Datacenter Dependencies

While we moved the bulk of our enterprise off of a monolithic architecture, we still maintained the fulfillment of our orders, accounting, and general ledger through our legacy Oracle implementation. As a result, we had a networking dependency on our cloud infrastructure being able to connect our CoLo Datacenter via AWS Direct Connect. We mitigated this by isolating the connected components with Kafka, their specific failover routines, and by adding redundancy to the direct connect implementation.

The Gains

As we ironed out these growing pains, these architecture decisions have had a drastic impact on culture and capabilities for our development teams, and not just in how it has improved our systems. We have a homogenous interface for all solutions which enables them to operate independently (not restricting or limiting tooling) and increase speed according to their team's strengths. For example, we have teams using the JVM (Scala, Kotlin, and Java), while other teams are using Node.js, Typescript, and Javascript exclusively. The modularity of this architecture encourages diversity amongst our Dev teams and has resulted in some remarkable innovation.
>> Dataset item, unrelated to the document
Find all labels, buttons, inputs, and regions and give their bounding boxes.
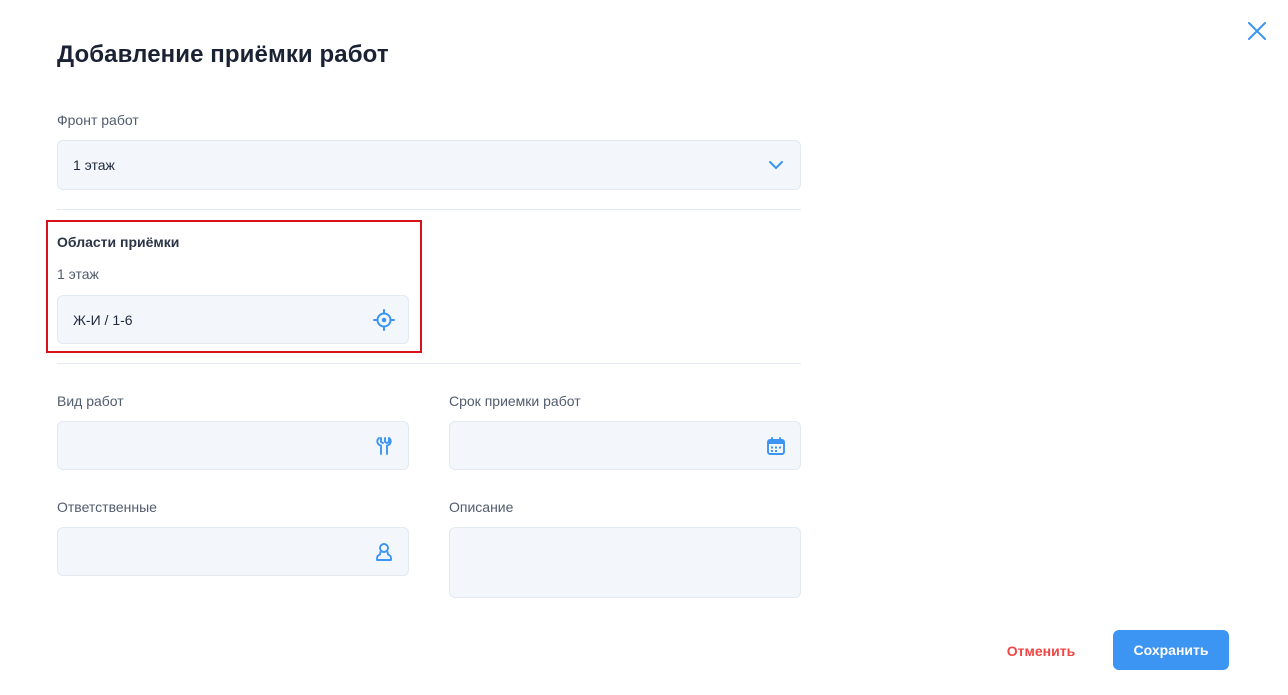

In addition to this, we have incredible flexibility as our business at Lifeway is looking to evolve to support a more digital church. Some examples include:

The Future

We have laid a great foundation for future development; so it's reasonable to ask: What is Lifeway looking to improve architecturally over the next 2 years? We never want to stop innovating, never want to stop refactoring, and always want to have our finger on the pulse of emerging technologies and architectures at Lifeway.

With this in mind, Lifeway is in the process of evaluating the use of Headless Content Management at Enterprise scale as we have identified more and more large scale e-commerce companies trending in this direction in concordance with the MACH Alliance movement. We have the platform necessary from an e-commerce experience, now we need to shore up the way our content and customer journeys are delivered on the front end.